The formal cause is the genetic code that causes those bug parts to form in the pattern of a mosquito, rather than, for example, a bloodsucking hippopotamus. Dr. Boli would advise you not to think too much about bloodsucking hippopotamuses, even merely hypothetical ones. It is important to get several nights of good rest before you begin the adventure of seventh grade.

The efficient cause of any given mosquito is that falling in love, and more properly that &c., that its parents did.

Then we come to the final cause, which Dr. Boli suspects is what you have been looking for all along. Why are there mosquitoes when the alternative of not-mosquitoes seems so much more attractive to a rational mind?

Theologians would argue that mosquitoes are a consequence of the first human disobedience, which forever damaged humanity and the world we live in. Prelapsarian mosquitoes had no need for animal food and subsisted entirely on a diet of the juice of blood oranges, which Adam plucked and set out for them every day.

In our fallen world, it is necessary for us to be subjected to a string of small annoyances every day, so that we never forget how far we have fallen and how great is our need to be picked up again. Mosquitoes were by far the most efficient means of delivering minor annoyance until the advent of YouTube.

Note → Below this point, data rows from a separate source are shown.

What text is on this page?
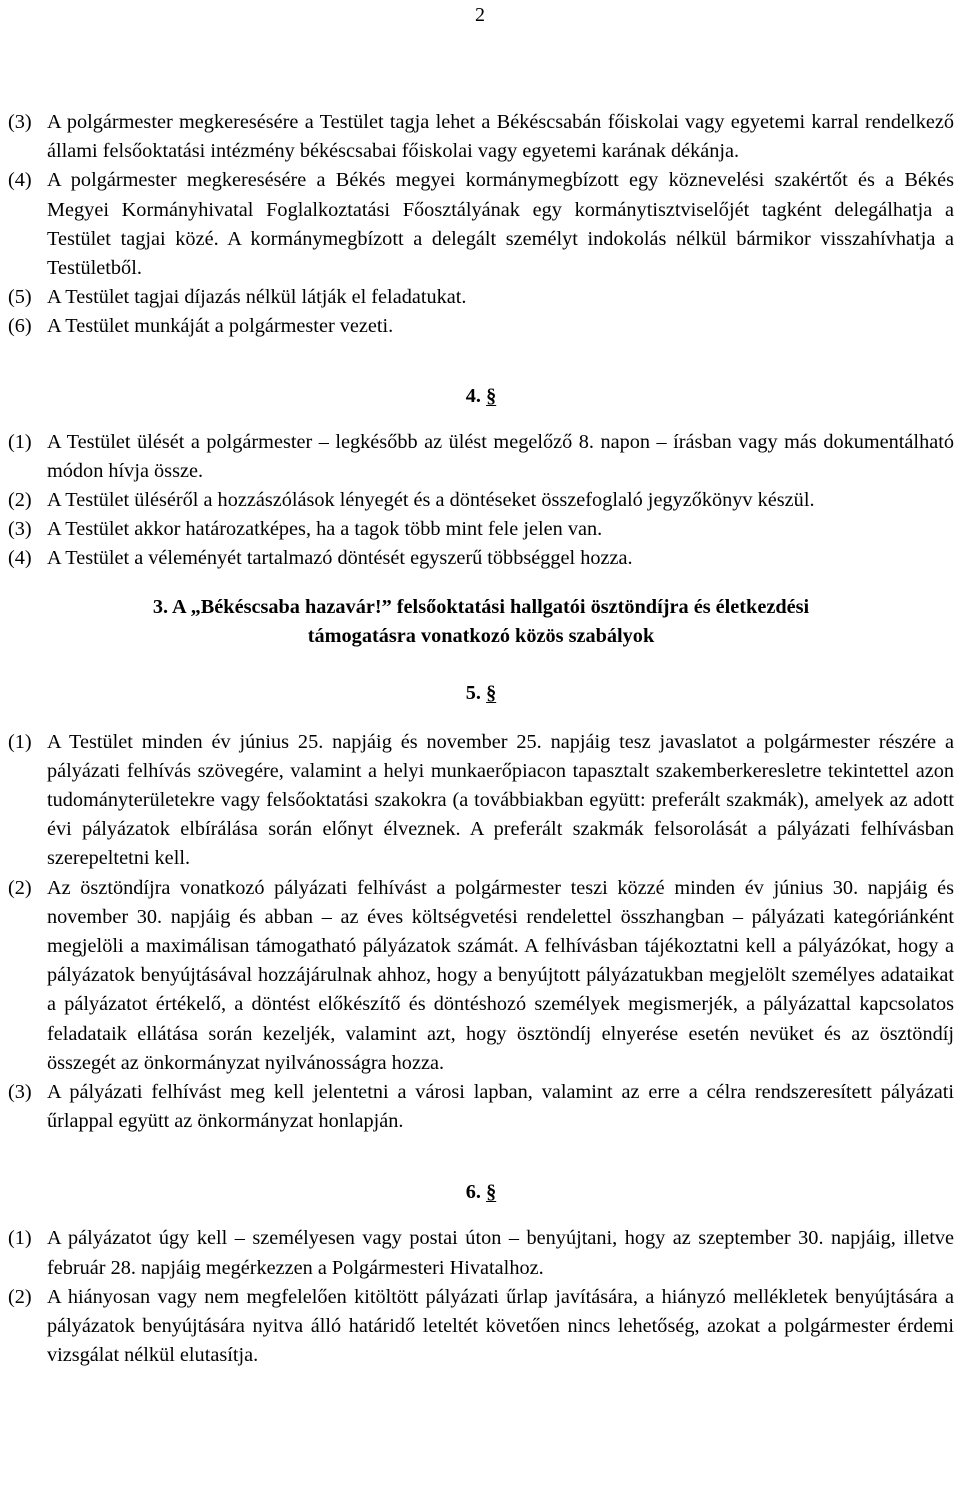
2
(3) A polgármester megkeresésére a Testület tagja lehet a Békéscsabán főiskolai vagy egyetemi karral rendelkező állami felsőoktatási intézmény békéscsabai főiskolai vagy egyetemi karának dékánja.
(4) A polgármester megkeresésére a Békés megyei kormánymegbízott egy köznevelési szakértőt és a Békés Megyei Kormányhivatal Foglalkoztatási Főosztályának egy kormánytisztviselőjét tagként delegálhatja a Testület tagjai közé. A kormánymegbízott a delegált személyt indokolás nélkül bármikor visszahívhatja a Testületből.
(5) A Testület tagjai díjazás nélkül látják el feladatukat.
(6) A Testület munkáját a polgármester vezeti.
4. §
(1) A Testület ülését a polgármester – legkésőbb az ülést megelőző 8. napon – írásban vagy más dokumentálható módon hívja össze.
(2) A Testület üléséről a hozzászólások lényegét és a döntéseket összefoglaló jegyzőkönyv készül.
(3) A Testület akkor határozatképes, ha a tagok több mint fele jelen van.
(4) A Testület a véleményét tartalmazó döntését egyszerű többséggel hozza.
3. A „Békéscsaba hazavár!” felsőoktatási hallgatói ösztöndíjra és életkezdési
támogatásra vonatkozó közös szabályok
5. §
(1) A Testület minden év június 25. napjáig és november 25. napjáig tesz javaslatot a polgármester részére a pályázati felhívás szövegére, valamint a helyi munkaerőpiacon tapasztalt szakemberkeresletre tekintettel azon tudományterületekre vagy felsőoktatási szakokra (a továbbiakban együtt: preferált szakmák), amelyek az adott évi pályázatok elbírálása során előnyt élveznek. A preferált szakmák felsorolását a pályázati felhívásban szerepeltetni kell.
(2) Az ösztöndíjra vonatkozó pályázati felhívást a polgármester teszi közzé minden év június 30. napjáig és november 30. napjáig és abban – az éves költségvetési rendelettel összhangban – pályázati kategóriánként megjelöli a maximálisan támogatható pályázatok számát. A felhívásban tájékoztatni kell a pályázókat, hogy a pályázatok benyújtásával hozzájárulnak ahhoz, hogy a benyújtott pályázatukban megjelölt személyes adataikat a pályázatot értékelő, a döntést előkészítő és döntéshozó személyek megismerjék, a pályázattal kapcsolatos feladataik ellátása során kezeljék, valamint azt, hogy ösztöndíj elnyerése esetén nevüket és az ösztöndíj összegét az önkormányzat nyilvánosságra hozza.
(3) A pályázati felhívást meg kell jelentetni a városi lapban, valamint az erre a célra rendszeresített pályázati űrlappal együtt az önkormányzat honlapján.
6. §
(1) A pályázatot úgy kell – személyesen vagy postai úton – benyújtani, hogy az szeptember 30. napjáig, illetve február 28. napjáig megérkezzen a Polgármesteri Hivatalhoz.
(2) A hiányosan vagy nem megfelelően kitöltött pályázati űrlap javítására, a hiányzó mellékletek benyújtására a pályázatok benyújtására nyitva álló határidő leteltét követően nincs lehetőség, azokat a polgármester érdemi vizsgálat nélkül elutasítja.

So the next time you hear the whine of a mosquito in your ear, you should remember that this is all part of the wonderful plan of redemption. You should remember that each individual mosquito is also an essential part of the biological cycle of life. Then you should smack that mosquito quickly and decisively, because nobody likes mosquitoes.

Comments

  1. KevinT says:

    It beggars belief that a rising 7th grader would write to Dr. Boli. I have never met even a high schooler sufficiently erudite to read Our Good Doctor, much less submit a query. Surely, this letter, though exceedingly brief, was submitted by a parent or legal guardian on behalf of the dear child.

  2. KevinT says:

    I’m also puzzled by the absence of contact information on the Celebrated Magazine site. How do children, or anyone for that matter, get in touch with Dr. Boli to submit their queries? I have pressing, serious questions, but have never seen a means for bringing them to the attention of our esteemed blogger/editor.

    • Dr. Boli says:

      You can always leave a comment at the bottom of any article. Many of our questions for “Ask Dr. Boli” have come in that way. Irrelevance has never kept us from publishing a comment, since the entire Magazine is a work of towering irrelevance.

  3. Daniel says:

    “There is an incomprehensible prodigality in the very essence of life.” — Hans Urs von Balthasar, Theo-Logic, Vol. 1: The Truth of the World — That goes for mosquitoes, the more than 6000 kinds of lacewings, and an apparently endless supply of distant galaxies.

  4. The Shadow says:

    YouTube? What of Twitter? But perhaps that is a major annoyance.

    On the maun topic, C. S. Lewis once wisely noted that “[A] heaven for mosquitoes and a hell for men could very conveniently be combined.”

  5. The Shadow says:

    In case anyone was wondering, ‘maun’ there is not an obscure word from Serbo-Croation, but a misprint for ‘main’.

  6. von Hindenburg says:

    > Theologians would argue that mosquitoes are a consequence of the first human disobedience, which forever damaged humanity and the world we live in.

    How is a theologian like a mosquito? They are both consequences of the Fall. Without it, the glass would remain undimmed and we would be as annoyed with theologians attempting to obscure our view of the Divine as with mosquitoes buzzing in our ears.